Sorry, I forgot to use the sarcasm font on that last bit.

Here’s the deal: We have to stop discriminating against people based on weight. We have to stop assuming that all fat people are unhealthy – and that all thin people are healthy. I’d like CVS to tell me how they are going to suss out the employees who engage in other unhealthy behaviors. Are they going to demand food journals, to see who’s pulling through the fast food drive-thru every night on the way home from work? No, instead they are just going to assume that the fat people are the ones doing that. Are they going to ask employees to track how many times they work out each week?
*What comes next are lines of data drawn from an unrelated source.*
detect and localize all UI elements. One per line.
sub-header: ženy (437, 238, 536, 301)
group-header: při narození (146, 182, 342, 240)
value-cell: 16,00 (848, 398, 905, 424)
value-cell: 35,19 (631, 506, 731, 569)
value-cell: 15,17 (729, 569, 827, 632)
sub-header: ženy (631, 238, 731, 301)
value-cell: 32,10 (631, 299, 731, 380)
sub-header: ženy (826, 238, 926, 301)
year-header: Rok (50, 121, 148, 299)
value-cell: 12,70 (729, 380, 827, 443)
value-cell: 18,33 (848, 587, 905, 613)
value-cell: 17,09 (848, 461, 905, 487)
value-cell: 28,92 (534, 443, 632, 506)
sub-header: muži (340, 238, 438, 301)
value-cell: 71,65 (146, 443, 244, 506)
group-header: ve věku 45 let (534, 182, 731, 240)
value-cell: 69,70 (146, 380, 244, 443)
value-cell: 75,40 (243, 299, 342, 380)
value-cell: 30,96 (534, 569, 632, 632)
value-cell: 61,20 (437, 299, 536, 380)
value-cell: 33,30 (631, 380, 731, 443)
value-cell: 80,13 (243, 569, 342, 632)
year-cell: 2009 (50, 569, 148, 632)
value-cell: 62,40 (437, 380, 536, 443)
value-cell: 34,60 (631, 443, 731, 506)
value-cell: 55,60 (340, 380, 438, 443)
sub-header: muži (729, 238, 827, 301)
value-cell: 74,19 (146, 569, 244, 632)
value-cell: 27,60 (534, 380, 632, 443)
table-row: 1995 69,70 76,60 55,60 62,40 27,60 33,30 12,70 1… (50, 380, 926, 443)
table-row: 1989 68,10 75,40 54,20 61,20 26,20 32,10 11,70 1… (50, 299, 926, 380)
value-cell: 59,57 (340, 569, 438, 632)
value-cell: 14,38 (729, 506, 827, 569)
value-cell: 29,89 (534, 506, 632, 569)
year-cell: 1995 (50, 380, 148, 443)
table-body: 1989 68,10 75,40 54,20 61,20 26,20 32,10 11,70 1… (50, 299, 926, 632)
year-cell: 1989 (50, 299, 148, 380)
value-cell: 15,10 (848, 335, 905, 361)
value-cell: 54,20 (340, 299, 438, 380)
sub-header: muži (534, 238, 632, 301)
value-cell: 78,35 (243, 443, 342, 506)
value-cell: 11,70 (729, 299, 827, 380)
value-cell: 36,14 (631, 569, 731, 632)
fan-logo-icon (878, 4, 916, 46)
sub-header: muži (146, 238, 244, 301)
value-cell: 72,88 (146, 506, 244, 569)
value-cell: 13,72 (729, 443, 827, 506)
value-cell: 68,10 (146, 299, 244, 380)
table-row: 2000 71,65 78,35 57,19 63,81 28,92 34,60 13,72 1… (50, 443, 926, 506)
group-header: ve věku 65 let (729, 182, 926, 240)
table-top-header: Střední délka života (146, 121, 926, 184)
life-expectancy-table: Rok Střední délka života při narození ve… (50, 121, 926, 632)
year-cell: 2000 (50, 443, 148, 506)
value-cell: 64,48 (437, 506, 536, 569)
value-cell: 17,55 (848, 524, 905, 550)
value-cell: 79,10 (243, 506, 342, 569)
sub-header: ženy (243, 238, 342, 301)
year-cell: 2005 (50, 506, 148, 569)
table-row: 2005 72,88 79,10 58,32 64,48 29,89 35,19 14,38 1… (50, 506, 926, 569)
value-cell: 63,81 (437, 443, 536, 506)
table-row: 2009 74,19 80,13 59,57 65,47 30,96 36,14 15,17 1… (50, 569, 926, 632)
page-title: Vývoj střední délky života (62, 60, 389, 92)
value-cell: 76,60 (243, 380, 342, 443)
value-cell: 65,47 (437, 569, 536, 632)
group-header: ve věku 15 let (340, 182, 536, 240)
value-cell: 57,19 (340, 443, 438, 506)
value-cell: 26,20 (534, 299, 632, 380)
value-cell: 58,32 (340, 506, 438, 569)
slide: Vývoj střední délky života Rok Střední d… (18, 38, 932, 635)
No, instead they are just going to assume that the non-fat people are the ones doing that.

The common consensus is that more and more companies are going to follow in CVS’s footsteps. Great. So instead of just being unspoken and pervasive, it’s going to become official, public company policy to discriminate against fat people. I’m sure that this pressure, shame, and discrimination will magically make fat people skinny forever. I guess we should all line up to thank CVS for such a miracle!